I can give dozens of examples in Europe and daughter languages of English and Portuguese and French.   

     E. Faingold has adopted and supported Markey's claim that when only two languages meet, you don't get a creole, but something else.  However, his examples are Yiddish-influenced Spanish and Portuguese, which is a special situation--and therefore not probative--because the two languages have a common vocabulary and grammar system (though Spanish has lost the future subjunctive, which is preserved in Portuguese) despite vast differences in pronunciation . . . which I don't remember Faingold's mentioning.   Portuguese and French share nasal vowels, the de-affrication of "j," etc.

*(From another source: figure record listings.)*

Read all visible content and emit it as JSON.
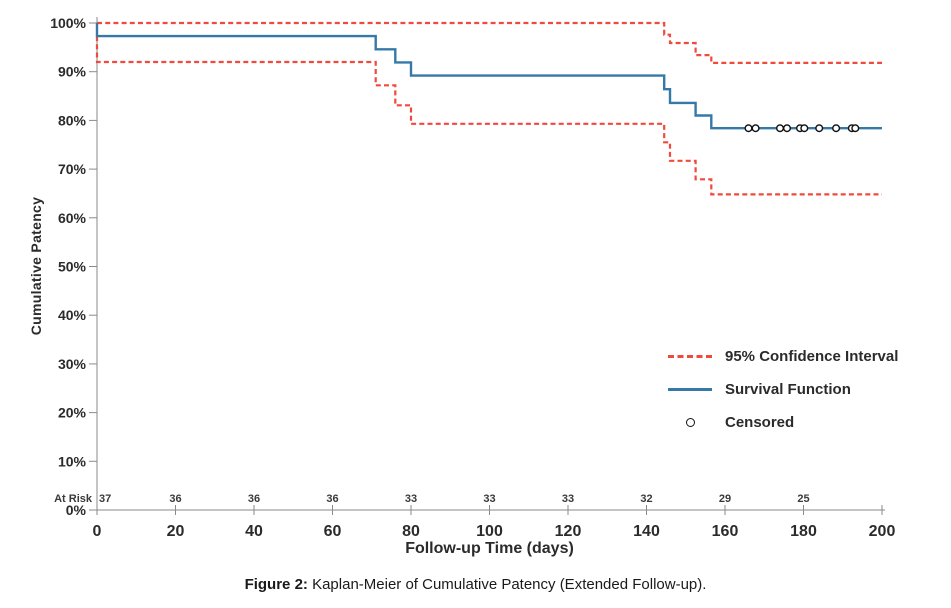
{
  "figure": {
    "caption_label": "Figure 2:",
    "caption_text": " Kaplan-Meier of Cumulative Patency (Extended Follow-up)."
  },
  "legend": {
    "items": [
      {
        "label": "95% Confidence Interval",
        "swatch": "dashed-line"
      },
      {
        "label": "Survival Function",
        "swatch": "solid-line"
      },
      {
        "label": "Censored",
        "swatch": "open-circle"
      }
    ]
  },
  "chart_data": {
    "type": "line",
    "subtype": "kaplan-meier-step",
    "title": "Figure 2: Kaplan-Meier of Cumulative Patency (Extended Follow-up).",
    "xlabel": "Follow-up Time (days)",
    "ylabel": "Cumulative Patency",
    "xlim": [
      0,
      200
    ],
    "ylim": [
      0,
      100
    ],
    "grid": false,
    "legend_position": "middle-right",
    "xticks": [
      0,
      20,
      40,
      60,
      80,
      100,
      120,
      140,
      160,
      180,
      200
    ],
    "yticks": [
      0,
      10,
      20,
      30,
      40,
      50,
      60,
      70,
      80,
      90,
      100
    ],
    "ytick_labels": [
      "0%",
      "10%",
      "20%",
      "30%",
      "40%",
      "50%",
      "60%",
      "70%",
      "80%",
      "90%",
      "100%"
    ],
    "series": [
      {
        "name": "Upper 95% Confidence Interval",
        "key": "upper-ci-line",
        "style": "dashed",
        "color": "#ef4a3d",
        "steps": [
          [
            0,
            100
          ],
          [
            144.5,
            100
          ],
          [
            144.5,
            97.6
          ],
          [
            146,
            97.6
          ],
          [
            146,
            95.9
          ],
          [
            152.5,
            95.9
          ],
          [
            152.5,
            93.4
          ],
          [
            156.5,
            93.4
          ],
          [
            156.5,
            91.8
          ],
          [
            200,
            91.8
          ]
        ]
      },
      {
        "name": "Lower 95% Confidence Interval",
        "key": "lower-ci-line",
        "style": "dashed",
        "color": "#ef4a3d",
        "steps": [
          [
            0,
            97.3
          ],
          [
            0,
            92
          ],
          [
            71,
            92
          ],
          [
            71,
            87.2
          ],
          [
            76,
            87.2
          ],
          [
            76,
            83.1
          ],
          [
            80,
            83.1
          ],
          [
            80,
            79.3
          ],
          [
            144.5,
            79.3
          ],
          [
            144.5,
            75.5
          ],
          [
            146,
            75.5
          ],
          [
            146,
            71.7
          ],
          [
            152.5,
            71.7
          ],
          [
            152.5,
            67.9
          ],
          [
            156.5,
            67.9
          ],
          [
            156.5,
            64.8
          ],
          [
            200,
            64.8
          ]
        ]
      },
      {
        "name": "Survival Function",
        "key": "survival-line",
        "style": "solid",
        "color": "#3579a8",
        "steps": [
          [
            0,
            100
          ],
          [
            0,
            97.3
          ],
          [
            71,
            97.3
          ],
          [
            71,
            94.6
          ],
          [
            76,
            94.6
          ],
          [
            76,
            91.9
          ],
          [
            80,
            91.9
          ],
          [
            80,
            89.2
          ],
          [
            144.5,
            89.2
          ],
          [
            144.5,
            86.4
          ],
          [
            146,
            86.4
          ],
          [
            146,
            83.6
          ],
          [
            152.5,
            83.6
          ],
          [
            152.5,
            81
          ],
          [
            156.5,
            81
          ],
          [
            156.5,
            78.4
          ],
          [
            200,
            78.4
          ]
        ]
      }
    ],
    "censored": {
      "marker": "open-circle",
      "value": 78.4,
      "days": [
        166,
        167.8,
        174,
        175.8,
        179.1,
        180.2,
        184,
        188.3,
        192.3,
        193.2
      ]
    },
    "at_risk": {
      "label": "At Risk",
      "days": [
        0,
        20,
        40,
        60,
        80,
        100,
        120,
        140,
        160,
        180
      ],
      "counts": [
        37,
        36,
        36,
        36,
        33,
        33,
        33,
        32,
        29,
        25
      ]
    },
    "colors": {
      "survival": "#3579a8",
      "confidence_interval": "#ef4a3d",
      "censored_marker": "#111111",
      "axis": "#8a8a8a",
      "text": "#2b2b2b"
    }
  }
}
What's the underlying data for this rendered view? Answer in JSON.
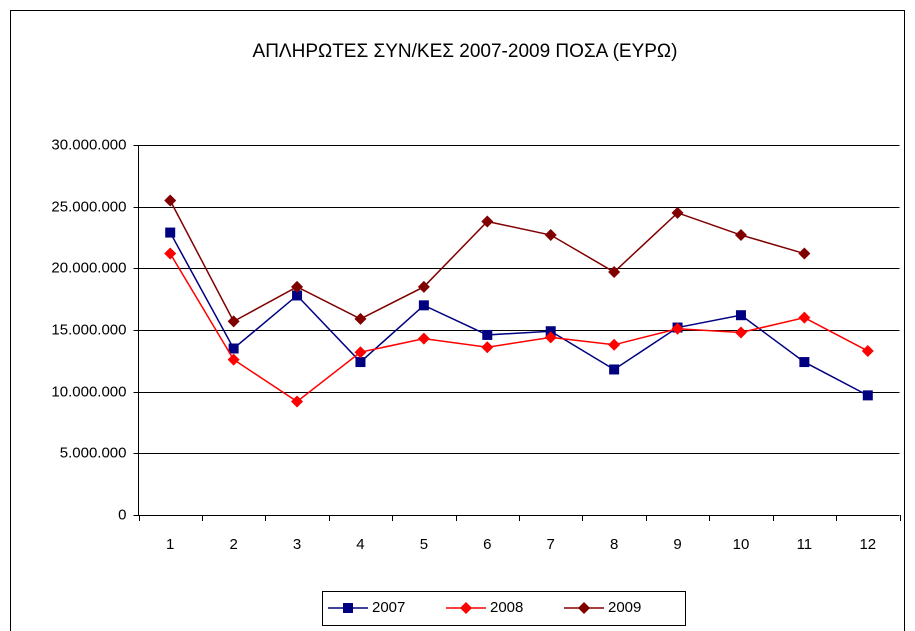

       Interestingly for present purposes, further changes have affected Portuguese in Brazil.  There are four ways to pronounce forte--with or without loss of final vowel (pronounced "i") combined with affrication or not of //t//--which are combined with the two ways of pronouncing "r," apical and uvular.  A preliminary some years ago suggested that that not all possible combinations of the three variants is possible; one of the "r" sounds implies, or is implied by, one of the other factors or its absence, i.e. by given combination of the two factors.  This is something that developmental linguists would find worth going into.
     More interesting is the similarity between Spanish and modern Greek.  Greek was a part of the Byzantine Empire before the Umayyads conquered Iberia. The two languages have a like rhythm, accent (not stress--there is no lengthening--but tone), vocalism, and, notably, their similar consonantism--the fricatives, voiced and not voiced, and the lisped (retracted-tongue-tip) sibilants.  Oddly, Spanish has got only voiceless sibilants.   Why?  Since "ss"  and "x" in Hellenistic Greek represented the "sh" sound, it's no surprise that Portuguese uses "x" for that sound.  But Spanish, like French, uses the letter "j" for examples in which Portuguese has got "x"--including sounds derived from Latin consonantal-i (English "y") and of course the palatalized lateral that became the same.  This "j" in Spanish was once like English "j" when it came from a y-sound (cf. Spanish in Seville, in Argentinia, etc.)  or a palatalized ''g''  (the palatalized "d" has a more complex Romance history).  As in French, it has become "zh" in  Portuguese.  Why did it get devoiced in Spanish as a "sh" sound and then get replaced with the Arabic sound?  Or is that the correct temporal sequence?

     Usually rules become more general--with loss of restricting features.  But sometimes they shrink.  The rule dropping //h// before an unstressed vowel ('im for him, vehicle, vehement, etc.) has shrunk in that it no longer applies to the beginning of an orthotone (non-clitic) word.  What used to be "a history : an historical" is now "a history : a historical."